La distruzione di Genova e le violazioni dei diritti umani
La violenza, dal 20 al 22 luglio, vide diffusi episodi di guerriglia urbana e Genova messa a ferro e fuoco. I feriti furono in totale una sessantina, di cui uno in coma. Soltanto sei anni fa, il 7 aprile del 2015, la Corte europea dei diritti dell’uomo ha dichiarato che furono compiute gravi violazioni all’articolo 3 sul divieto di tortura e di atti umani o degradanti, mentre è del 24 giugno scorso la decisione, della stessa Corte, che sono inammissibili i ricorsi dei poliziotti condannati per l’irruzione nella Diaz. Oltre 300 manifestanti furono arrestati per aver devastato, saccheggiato e opposto resistenza, per una decina di loro le condanne diventarono definitive, furono invece 28 i membri delle forze dell’ordine andati a giudizio, la condanna è arrivata per 24 per un totale di 110 anni di reclusione di loro, a nessuno fu contestato il reato di tortura, perché non esistente fino al 2017.
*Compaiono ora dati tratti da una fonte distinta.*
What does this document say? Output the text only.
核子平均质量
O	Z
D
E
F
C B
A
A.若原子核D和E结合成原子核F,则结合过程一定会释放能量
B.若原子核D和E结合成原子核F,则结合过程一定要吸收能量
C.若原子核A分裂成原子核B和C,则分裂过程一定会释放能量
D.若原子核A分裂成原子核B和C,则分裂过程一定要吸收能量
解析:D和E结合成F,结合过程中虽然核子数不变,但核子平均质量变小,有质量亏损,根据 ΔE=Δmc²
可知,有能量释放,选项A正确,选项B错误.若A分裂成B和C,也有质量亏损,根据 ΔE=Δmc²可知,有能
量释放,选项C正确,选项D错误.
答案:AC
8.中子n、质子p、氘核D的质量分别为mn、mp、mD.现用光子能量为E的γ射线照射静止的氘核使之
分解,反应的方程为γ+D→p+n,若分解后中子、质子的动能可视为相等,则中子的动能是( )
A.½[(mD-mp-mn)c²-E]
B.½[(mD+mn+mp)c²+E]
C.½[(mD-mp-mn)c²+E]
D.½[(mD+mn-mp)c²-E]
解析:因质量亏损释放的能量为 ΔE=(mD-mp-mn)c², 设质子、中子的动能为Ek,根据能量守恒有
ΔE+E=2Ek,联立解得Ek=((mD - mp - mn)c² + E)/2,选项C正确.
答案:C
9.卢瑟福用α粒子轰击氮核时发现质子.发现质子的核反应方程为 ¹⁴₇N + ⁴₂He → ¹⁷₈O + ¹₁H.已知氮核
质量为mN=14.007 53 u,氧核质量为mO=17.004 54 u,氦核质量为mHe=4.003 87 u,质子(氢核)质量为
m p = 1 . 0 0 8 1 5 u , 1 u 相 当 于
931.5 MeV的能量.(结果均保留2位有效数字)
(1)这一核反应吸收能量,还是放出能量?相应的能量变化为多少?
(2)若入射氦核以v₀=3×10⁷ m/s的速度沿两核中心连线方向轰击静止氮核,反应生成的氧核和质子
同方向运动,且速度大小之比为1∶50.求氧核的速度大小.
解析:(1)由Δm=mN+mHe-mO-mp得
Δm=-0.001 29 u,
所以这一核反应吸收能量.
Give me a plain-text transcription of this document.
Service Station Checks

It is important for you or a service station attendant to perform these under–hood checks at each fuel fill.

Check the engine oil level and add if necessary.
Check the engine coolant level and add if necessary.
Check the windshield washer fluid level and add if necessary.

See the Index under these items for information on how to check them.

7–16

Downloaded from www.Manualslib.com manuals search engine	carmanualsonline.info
Il ricordo di monsignor Grilli
Genova, è il ricordo di chi quei giorni li ha vissuti come monsignor Silvio Grilli, direttore dell’Ufficio comunicazioni sociali della diocesi del capoluogo ligure, “fu devastata dai black bloc, ma anche umiliata da un comportamento politicamente assurdo tenuto in quei giorni dalle forze dell'ordine”. Quello del G8, aggiunge, “è un ricordo che a Genova ci fa ancora sanguinare il cuore, perché è stata un'occasione persa per il bene dell'umanità, rappresentata in qualche modo dagli otto grandi, ed è stata anche un’umiliazione per la città di venire devastata in maniera veramente pesante”. Monsignor Grilli ricorda tutto di quei drammatici giorni, soprattutto la morte di Carlo Giuliani, ma all’orrore associa anche i messaggi di speranza che uscirono dalla “riflessione e dalla preghiera” di molti del mondo cattolico. “Il documento del cardinale Tettamanzi – sottolinea ancora – e gli incontri nelle chiese con i missionari, coinvolsero tantissime persone, affinché il mondo allargasse lo sguardo alle grandi povertà e quindi, insieme ad un giudizio molto negativo sull'organizzazione dell'evento, ci sono stati anche tanti, tantissimi, credenti e non, che hanno lavorato bene, che sono stati un segno positivo della partecipazione del mondo cattolico, e non soltanto, a questo evento”.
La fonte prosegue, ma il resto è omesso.